I knew him from school, he was a friend of my friend also from school. So we sometimes saw each other and we greeted each other but we weren‘t that close. One time he got into my class and we got to know each other more. He was a really funny guy and you could talk to him about every topic. So then we got closer and became really good friends but I also started to notice something, he always got angry at me for meeting other friends, he punished me with silence, like he doesn‘t talk to me for weeks. So I was always the one to go up to him and ask what‘s wrong. He started doing that regularly. It‘s always my fault and not his if we have a “fight” and like it’s not even a fight if I am close to people whom he doesn’t like or got in a fight with. And I am also always the one who has to ask for forgiveness. Why should I apologize for something that is not even worth an apology? I always felt so bad and cried all the time when he ignored me or just straight said that he hates me for the things I have done to him, what bad things though??
It took me a few years to realized that this is not a friendship, if someone does these things to you, to let you feel this bad then this is not a healthy friendship.

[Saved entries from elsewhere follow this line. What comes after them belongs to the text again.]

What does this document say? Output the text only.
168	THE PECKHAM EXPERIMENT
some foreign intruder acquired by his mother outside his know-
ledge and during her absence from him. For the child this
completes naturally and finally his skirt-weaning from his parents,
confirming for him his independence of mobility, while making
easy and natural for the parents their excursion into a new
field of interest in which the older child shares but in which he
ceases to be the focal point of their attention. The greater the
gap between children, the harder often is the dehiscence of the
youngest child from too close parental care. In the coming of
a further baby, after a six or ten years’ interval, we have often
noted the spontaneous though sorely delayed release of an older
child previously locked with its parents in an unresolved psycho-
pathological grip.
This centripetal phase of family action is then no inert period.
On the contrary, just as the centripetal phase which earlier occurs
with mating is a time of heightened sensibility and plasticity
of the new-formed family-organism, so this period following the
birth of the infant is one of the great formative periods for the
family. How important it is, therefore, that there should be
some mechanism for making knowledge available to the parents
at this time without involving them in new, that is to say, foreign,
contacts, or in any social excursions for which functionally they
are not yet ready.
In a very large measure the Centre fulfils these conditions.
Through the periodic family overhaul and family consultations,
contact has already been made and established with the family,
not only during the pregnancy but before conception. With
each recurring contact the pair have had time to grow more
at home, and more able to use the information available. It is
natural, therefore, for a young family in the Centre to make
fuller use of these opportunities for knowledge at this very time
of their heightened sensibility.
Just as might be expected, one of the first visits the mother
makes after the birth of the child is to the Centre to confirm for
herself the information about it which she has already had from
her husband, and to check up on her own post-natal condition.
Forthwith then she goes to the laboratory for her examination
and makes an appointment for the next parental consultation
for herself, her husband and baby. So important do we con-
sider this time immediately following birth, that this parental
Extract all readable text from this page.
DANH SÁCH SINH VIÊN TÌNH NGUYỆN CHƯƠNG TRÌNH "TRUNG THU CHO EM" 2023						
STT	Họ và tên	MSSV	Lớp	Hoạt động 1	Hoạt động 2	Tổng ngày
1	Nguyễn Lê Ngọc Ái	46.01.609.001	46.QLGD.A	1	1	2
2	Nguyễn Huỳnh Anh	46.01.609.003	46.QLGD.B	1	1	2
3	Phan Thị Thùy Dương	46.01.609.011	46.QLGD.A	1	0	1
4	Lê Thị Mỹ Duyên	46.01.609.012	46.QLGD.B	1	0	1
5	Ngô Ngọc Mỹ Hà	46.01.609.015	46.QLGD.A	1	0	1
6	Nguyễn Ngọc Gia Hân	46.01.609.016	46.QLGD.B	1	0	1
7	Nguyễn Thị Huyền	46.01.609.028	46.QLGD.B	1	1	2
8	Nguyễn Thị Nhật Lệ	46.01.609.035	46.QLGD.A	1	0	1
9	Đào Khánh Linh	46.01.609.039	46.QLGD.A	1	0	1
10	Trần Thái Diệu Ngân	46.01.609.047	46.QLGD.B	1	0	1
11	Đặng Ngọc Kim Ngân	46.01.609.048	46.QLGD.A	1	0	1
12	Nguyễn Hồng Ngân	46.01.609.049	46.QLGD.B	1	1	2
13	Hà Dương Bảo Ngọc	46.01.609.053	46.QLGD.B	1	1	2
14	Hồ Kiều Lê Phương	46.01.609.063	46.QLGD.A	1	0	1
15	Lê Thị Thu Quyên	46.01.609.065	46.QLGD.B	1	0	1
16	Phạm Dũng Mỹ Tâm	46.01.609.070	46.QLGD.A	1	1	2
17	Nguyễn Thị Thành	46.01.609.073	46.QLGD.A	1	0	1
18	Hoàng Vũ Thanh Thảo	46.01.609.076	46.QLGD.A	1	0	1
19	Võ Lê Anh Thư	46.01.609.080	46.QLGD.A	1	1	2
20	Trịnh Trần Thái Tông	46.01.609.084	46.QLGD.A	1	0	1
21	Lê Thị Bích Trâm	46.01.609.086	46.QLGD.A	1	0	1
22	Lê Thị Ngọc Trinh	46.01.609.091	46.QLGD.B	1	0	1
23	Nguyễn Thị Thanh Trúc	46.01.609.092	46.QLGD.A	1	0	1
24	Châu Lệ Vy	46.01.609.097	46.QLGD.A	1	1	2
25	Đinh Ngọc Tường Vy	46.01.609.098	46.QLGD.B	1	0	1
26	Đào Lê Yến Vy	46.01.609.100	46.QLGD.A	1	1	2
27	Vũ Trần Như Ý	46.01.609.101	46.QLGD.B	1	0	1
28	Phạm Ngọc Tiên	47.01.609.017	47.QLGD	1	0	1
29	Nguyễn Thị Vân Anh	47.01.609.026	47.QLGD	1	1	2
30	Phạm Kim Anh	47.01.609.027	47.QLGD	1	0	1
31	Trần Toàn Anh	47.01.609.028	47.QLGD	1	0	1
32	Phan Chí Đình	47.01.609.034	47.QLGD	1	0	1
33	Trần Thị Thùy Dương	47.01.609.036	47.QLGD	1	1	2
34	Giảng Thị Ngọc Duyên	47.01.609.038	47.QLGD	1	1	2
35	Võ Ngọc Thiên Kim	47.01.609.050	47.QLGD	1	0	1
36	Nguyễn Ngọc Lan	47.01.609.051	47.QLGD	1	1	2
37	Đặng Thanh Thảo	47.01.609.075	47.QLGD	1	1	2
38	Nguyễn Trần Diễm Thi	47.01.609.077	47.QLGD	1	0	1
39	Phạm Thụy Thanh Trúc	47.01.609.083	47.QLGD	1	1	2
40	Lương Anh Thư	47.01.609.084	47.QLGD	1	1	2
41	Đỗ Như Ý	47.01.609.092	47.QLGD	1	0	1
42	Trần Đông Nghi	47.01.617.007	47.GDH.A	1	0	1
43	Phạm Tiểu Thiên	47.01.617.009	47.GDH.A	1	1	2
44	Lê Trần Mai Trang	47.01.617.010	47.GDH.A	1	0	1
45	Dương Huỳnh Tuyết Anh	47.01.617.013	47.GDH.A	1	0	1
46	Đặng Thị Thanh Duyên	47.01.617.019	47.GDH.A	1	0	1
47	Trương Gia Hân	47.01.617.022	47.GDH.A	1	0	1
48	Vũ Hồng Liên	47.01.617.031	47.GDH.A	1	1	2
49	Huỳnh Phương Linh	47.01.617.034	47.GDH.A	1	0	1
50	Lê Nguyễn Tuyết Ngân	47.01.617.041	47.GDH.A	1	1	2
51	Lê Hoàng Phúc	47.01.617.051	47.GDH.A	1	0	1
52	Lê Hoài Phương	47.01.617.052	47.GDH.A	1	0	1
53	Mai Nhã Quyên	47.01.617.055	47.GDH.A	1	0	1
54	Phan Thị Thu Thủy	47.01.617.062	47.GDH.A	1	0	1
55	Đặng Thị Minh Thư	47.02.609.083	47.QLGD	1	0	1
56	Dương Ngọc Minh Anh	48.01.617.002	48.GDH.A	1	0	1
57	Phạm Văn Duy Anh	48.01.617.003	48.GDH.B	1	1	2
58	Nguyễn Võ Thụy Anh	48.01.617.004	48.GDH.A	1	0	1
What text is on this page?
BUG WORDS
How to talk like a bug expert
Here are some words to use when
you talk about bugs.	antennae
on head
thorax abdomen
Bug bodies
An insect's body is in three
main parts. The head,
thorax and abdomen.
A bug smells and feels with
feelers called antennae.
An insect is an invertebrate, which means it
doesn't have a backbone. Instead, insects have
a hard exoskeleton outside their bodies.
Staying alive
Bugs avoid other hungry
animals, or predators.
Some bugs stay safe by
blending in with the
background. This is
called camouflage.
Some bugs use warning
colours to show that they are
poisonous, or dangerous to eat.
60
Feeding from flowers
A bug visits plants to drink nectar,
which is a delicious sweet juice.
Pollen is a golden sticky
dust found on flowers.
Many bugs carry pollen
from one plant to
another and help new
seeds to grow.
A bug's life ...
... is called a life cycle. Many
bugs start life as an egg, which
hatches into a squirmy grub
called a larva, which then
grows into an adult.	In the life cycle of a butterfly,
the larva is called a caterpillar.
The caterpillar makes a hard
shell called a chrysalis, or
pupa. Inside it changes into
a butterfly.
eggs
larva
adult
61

Then last year, we also had one of these fights again, he was for a few weeks sick and because I didn’t ask for him he was angry at me and didn’t talk to me, of course. New Year came up and I texted him like Happy New Year, wish you a great year, hope you stay well, and so on. He saw my message and didn't reply. Then school started again, I haven’t seen him since like two weeks and we also haven't spoken since then. Then I saw him on the way to the school I decided to call him, so we can go to school together. I saw him looking on to his phone and then he hung up on me, I called again and he hung up on me again. I felt sad and angry, what have I done to get treated like this. I also wanted to talk to him but he changed his seat and he also always goes away when I am near him. I gave up and realized it really isn’t worth it to try running after him if he doesn’t want to make up and be friends again. I also didn’t want this friendship anymore because I mostly suffered and was sad all the time. He also always told lies about me and talked behind my back, he said to my best friend that I haven’t said anything to him on New Year’s, which I did and what a bad bitch I am.
I started to move on and started to didn’t care, it is sad but I am also relieved that this “friendship” had ended.